First, the dissertation presents the first differentially private algorithm for general weighted empirical risk minimization (wERM), along with theoretical DP guarantees. It evaluates the performance of the DP-wERM framework applied to outcome weighted learning (OWL), a method for learning individualized treatment rules, in both simulation studies and in a real clinical trial. The results demonstrate the feasibility of training OWL models via wERM with DP guarantees while maintaining sufficiently robust model performance.
Second, the dissertation presents several original approaches with proven DP guarantees for linear mixed-effects (LME) models. LME models are popular, especially among statisticians, but lack sufficient work on integrating DP. The work leverages some recent advancements in the DP literature, particularly in DP stochastic gradient descent (SGD), to estimate LME model parameters with DP guarantees with better privacy-utility trade-offs. Theoretical results for an upper bound for the mean squared error between private parameter estimates vs the true parameters for DP-SGD-based approaches are provided, and a simulation study and a real-world case study provide further empirical evidence for the feasibility of the approaches at practically reasonable privacy budgets.

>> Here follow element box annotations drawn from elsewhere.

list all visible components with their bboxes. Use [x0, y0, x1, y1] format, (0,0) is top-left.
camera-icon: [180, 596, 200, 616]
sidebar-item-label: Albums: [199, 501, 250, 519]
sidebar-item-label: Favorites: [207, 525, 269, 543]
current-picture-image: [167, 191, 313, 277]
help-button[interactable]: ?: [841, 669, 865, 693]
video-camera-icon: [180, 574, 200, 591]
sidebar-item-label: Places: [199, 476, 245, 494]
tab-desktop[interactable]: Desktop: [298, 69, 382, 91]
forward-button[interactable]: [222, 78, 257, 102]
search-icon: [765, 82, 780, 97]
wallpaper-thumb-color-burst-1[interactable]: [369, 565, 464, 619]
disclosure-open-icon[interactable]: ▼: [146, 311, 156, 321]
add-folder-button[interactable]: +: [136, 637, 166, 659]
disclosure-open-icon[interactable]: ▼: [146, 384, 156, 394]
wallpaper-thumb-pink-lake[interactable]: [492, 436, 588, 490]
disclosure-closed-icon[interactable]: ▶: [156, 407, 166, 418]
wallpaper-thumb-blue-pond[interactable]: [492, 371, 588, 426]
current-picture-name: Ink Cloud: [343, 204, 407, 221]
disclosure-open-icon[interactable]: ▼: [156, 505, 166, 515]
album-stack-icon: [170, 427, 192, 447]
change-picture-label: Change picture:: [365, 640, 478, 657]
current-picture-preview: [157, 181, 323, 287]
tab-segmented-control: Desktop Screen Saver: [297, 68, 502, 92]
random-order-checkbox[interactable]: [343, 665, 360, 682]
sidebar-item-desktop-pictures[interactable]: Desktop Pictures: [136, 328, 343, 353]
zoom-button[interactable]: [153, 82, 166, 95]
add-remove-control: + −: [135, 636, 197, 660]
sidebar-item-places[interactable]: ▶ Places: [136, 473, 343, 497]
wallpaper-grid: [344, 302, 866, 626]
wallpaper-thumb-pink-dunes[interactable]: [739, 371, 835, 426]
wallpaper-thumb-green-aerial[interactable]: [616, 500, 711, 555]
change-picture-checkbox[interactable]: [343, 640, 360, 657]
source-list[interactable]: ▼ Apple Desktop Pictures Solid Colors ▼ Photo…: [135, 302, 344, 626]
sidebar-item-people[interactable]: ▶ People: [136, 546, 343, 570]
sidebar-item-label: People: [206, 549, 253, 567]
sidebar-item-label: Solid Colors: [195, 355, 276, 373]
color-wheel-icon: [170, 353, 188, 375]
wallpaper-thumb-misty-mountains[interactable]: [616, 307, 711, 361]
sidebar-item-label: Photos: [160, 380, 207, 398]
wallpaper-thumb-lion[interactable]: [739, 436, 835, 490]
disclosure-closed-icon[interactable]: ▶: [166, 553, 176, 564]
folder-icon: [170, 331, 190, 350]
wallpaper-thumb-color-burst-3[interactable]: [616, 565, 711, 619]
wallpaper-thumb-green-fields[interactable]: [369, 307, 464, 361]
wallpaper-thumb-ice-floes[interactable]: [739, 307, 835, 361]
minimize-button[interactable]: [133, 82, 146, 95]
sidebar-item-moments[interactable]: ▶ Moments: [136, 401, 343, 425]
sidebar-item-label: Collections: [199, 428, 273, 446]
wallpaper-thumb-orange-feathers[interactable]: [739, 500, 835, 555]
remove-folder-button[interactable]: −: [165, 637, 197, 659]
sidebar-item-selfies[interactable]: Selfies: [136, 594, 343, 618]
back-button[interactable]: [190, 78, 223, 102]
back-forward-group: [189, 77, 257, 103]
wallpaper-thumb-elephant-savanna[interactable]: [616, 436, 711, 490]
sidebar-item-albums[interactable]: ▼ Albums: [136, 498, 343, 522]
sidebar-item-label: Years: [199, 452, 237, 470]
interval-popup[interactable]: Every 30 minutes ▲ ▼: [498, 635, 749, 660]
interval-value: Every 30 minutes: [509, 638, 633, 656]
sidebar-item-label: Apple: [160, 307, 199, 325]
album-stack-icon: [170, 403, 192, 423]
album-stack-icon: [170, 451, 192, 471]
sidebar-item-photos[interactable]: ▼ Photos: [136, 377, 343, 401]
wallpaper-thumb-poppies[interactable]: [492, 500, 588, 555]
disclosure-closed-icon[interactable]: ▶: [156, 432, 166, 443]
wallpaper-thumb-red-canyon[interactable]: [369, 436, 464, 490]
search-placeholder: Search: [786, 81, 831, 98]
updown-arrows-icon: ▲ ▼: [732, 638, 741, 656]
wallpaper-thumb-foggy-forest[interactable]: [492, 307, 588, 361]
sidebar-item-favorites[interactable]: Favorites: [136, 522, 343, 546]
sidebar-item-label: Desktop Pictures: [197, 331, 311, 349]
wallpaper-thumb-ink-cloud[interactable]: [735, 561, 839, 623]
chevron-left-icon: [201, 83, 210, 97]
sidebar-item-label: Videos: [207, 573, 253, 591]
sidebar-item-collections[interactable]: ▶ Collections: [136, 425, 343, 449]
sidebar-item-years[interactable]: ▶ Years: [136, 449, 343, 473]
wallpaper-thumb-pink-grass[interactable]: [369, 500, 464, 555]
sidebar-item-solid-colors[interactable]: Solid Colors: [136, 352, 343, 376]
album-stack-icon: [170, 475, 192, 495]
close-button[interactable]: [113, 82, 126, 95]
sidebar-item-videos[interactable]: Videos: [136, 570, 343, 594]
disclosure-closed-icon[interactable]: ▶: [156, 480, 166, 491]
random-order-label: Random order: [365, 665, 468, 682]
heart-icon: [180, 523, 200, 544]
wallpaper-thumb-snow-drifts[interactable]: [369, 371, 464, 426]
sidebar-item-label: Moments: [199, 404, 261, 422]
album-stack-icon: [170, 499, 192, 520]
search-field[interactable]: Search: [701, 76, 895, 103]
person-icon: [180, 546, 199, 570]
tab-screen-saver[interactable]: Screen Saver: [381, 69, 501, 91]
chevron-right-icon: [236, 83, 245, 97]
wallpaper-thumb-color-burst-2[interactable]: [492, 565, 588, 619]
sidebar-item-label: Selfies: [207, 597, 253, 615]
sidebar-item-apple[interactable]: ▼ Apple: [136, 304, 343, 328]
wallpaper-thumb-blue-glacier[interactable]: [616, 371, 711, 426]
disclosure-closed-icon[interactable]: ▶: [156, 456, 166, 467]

Third, this dissertation introduces SAFES, a Sequential PrivAcy and Fairness Enhancing data Synthesis procedure that sequentially combines DP data synthesis with a fairness-aware data transformation. Alongside privacy, the fairness of decisions made by a statistical learning model is also crucial to address, though the vast majority of existing literature treats the two concerns independently. For methods that do consider privacy and fairness simultaneously, they often only apply to a specific machine learning task, limiting their generalizability. SAFES allows full control over the privacy-fairness-utility trade-off via tunable privacy and fairness parameters. SAFES is illustrated by combining a graphical model-based DP data synthesizer with a popular fairness-aware data pre-processing transformation, and empirical evaluations on two popular benchmark datasets demonstrate that for reasonable privacy loss, SAFES-generated synthetic data achieve significantly improved fairness metrics with relatively low utility loss.